Units 3–4: Cellular Energetics and Communication
Photosynthesis: light reactions (ATP/NADPH production) → Calvin cycle (carbon fixation). Cellular respiration: glycolysis → pyruvate oxidation → Krebs → oxidative phosphorylation. Signal transduction: reception → transduction → response. Cell cycle regulation: cyclin-CDK complexes, proto-oncogenes, tumor suppressors.

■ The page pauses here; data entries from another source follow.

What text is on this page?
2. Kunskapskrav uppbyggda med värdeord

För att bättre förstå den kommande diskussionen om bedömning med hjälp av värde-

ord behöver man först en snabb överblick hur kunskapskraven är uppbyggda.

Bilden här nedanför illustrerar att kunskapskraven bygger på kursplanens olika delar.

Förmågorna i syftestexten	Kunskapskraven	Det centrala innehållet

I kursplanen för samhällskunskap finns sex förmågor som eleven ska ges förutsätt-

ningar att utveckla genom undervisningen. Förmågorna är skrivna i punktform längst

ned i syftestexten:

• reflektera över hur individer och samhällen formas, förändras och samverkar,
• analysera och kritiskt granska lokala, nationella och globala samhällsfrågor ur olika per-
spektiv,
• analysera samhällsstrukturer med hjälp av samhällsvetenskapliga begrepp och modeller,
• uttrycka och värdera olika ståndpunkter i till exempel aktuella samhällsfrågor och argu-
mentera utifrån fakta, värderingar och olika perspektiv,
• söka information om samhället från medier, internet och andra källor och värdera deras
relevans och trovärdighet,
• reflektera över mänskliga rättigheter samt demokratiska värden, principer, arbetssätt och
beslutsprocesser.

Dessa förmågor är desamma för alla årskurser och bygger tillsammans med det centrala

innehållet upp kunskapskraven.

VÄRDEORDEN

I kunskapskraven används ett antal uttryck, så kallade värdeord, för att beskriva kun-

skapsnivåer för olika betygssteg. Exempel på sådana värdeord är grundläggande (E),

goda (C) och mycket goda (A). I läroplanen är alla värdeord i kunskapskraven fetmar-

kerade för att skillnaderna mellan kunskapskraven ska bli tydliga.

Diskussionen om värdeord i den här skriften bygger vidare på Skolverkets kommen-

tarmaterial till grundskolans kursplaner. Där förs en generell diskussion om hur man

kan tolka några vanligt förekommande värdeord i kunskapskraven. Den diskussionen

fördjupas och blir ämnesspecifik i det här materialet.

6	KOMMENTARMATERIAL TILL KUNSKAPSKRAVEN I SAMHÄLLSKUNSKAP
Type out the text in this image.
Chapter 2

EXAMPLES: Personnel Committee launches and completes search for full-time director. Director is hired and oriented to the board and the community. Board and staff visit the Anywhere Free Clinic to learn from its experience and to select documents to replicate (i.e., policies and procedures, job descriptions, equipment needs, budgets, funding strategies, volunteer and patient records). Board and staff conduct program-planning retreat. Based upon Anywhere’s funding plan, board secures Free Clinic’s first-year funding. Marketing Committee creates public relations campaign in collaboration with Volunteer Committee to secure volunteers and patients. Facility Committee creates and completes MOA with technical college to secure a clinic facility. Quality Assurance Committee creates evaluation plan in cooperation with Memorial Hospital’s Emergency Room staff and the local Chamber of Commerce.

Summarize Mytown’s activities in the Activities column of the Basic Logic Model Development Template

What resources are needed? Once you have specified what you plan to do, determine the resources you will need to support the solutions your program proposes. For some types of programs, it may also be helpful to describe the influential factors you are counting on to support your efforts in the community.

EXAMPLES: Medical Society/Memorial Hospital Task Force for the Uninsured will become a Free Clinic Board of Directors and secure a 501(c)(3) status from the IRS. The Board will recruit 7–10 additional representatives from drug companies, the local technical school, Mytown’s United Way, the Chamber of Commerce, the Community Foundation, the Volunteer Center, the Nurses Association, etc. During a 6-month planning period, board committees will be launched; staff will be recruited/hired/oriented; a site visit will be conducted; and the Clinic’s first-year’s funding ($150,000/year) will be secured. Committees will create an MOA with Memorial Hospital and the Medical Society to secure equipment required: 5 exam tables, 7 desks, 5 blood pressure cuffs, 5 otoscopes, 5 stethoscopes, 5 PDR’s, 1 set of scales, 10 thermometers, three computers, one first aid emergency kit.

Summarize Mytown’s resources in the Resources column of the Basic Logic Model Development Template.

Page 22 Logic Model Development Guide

Units 5–6: Heredity and Gene Expression
Meiosis and genetic variation (crossing over, independent assortment), Mendelian genetics, chi-square test for inheritance patterns. DNA replication, transcription, translation, gene regulation (operons in prokaryotes, transcription factors in eukaryotes), epigenetics.
Units 7–8: Natural Selection and Ecology
Hardy-Weinberg equilibrium conditions and equation (p² + 2pq + q² = 1), mechanisms of evolution (mutation, selection, drift, gene flow), speciation (allopatric vs. sympatric). Population ecology (exponential vs. logistic growth, carrying capacity), community ecology, energy flow (10% rule), nutrient cycling.